The Signal app offers to seal the sender. The whole process can be summarized in the following steps:

  1. The app encrypts the message using Signal Protocol, as usual.
  2. Include the sender certificate and encrypted message in an envelope.
  3. Encrypt the envelope using the sender and recipient identity keys.
  4. Without authenticating, send the encrypted envelope to the Signal server along with the recipient's delivery token.
  5. The message recipient can then decrypt the envelope by validating the identity key to know the sender of the message.

Is Signal able to give out the sender to a data requester, for example the FBI, with the mentioned process of sealing the sender?

5
+50

In the blog post about the new feature, Signal says:

Message contents are end-to-end encrypted with the Signal Protocol as normal, but the “envelope” containing the sender certificate as well as the message ciphertext is then also encrypted using the sender and recipient identity keys:

The feature is designed to hide the sender of the message from plain view, and leaves this inside the encrypted envelope, so only the recipient and sender can know who actually sent the message.

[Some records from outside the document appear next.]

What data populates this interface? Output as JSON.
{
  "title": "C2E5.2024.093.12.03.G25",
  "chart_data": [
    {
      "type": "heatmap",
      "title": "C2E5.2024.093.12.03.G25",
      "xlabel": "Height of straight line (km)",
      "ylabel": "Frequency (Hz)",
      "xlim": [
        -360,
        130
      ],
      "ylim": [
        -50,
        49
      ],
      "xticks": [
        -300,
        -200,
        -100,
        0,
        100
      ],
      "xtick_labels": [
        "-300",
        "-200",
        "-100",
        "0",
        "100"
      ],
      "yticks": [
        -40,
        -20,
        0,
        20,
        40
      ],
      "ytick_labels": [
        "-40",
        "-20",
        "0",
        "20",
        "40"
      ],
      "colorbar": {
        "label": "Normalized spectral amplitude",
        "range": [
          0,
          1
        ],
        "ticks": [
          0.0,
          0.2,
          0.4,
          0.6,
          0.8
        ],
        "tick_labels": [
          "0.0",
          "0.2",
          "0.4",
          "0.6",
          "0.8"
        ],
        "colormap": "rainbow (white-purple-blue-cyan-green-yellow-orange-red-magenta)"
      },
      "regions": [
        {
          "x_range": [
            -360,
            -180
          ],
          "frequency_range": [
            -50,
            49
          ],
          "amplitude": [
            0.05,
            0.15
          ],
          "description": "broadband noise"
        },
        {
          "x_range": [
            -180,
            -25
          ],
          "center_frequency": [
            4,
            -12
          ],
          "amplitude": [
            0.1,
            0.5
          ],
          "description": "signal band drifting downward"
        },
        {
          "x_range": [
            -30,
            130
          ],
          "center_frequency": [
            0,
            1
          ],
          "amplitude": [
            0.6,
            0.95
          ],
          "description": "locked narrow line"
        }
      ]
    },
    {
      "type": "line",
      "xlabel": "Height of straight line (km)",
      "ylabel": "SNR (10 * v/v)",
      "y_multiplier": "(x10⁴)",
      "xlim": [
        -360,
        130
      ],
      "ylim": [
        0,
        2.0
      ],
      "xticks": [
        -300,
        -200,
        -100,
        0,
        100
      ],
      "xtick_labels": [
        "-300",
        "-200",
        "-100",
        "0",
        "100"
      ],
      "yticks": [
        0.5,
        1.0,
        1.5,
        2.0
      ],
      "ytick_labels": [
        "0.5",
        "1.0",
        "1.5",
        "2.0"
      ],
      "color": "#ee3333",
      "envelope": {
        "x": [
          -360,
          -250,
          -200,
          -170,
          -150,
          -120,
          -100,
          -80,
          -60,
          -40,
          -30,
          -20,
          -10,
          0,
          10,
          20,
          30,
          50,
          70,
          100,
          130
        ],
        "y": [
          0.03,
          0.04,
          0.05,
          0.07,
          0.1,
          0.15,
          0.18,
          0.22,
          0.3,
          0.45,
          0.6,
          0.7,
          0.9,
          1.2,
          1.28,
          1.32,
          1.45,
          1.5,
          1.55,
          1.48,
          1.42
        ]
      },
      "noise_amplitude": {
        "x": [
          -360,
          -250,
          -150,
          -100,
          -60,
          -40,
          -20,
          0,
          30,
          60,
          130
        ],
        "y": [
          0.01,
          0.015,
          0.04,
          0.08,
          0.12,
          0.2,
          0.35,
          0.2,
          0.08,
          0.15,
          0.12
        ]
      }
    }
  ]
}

So yes, it disallows Signal from knowing the sender of the message, yet allowing the recipient to know.

4

Hiding who is sending the message is indeed the intent of the feature. In many cases it should be effective, but as they note in their blog post, there are still improvements to be done:

These protocol changes are an incremental step, and we are continuing to work on improvements to Signal’s metadata resistance. In particular, additional resistance to traffic correlation via timing attacks and IP addresses are areas of ongoing development.

Take IP addresses for example. Suppose Alice often retrieves messages from a certain IP, and no other user has ever used that IP. It seems probable that a message sent from that IP to be delivered to Bob would be from Alice.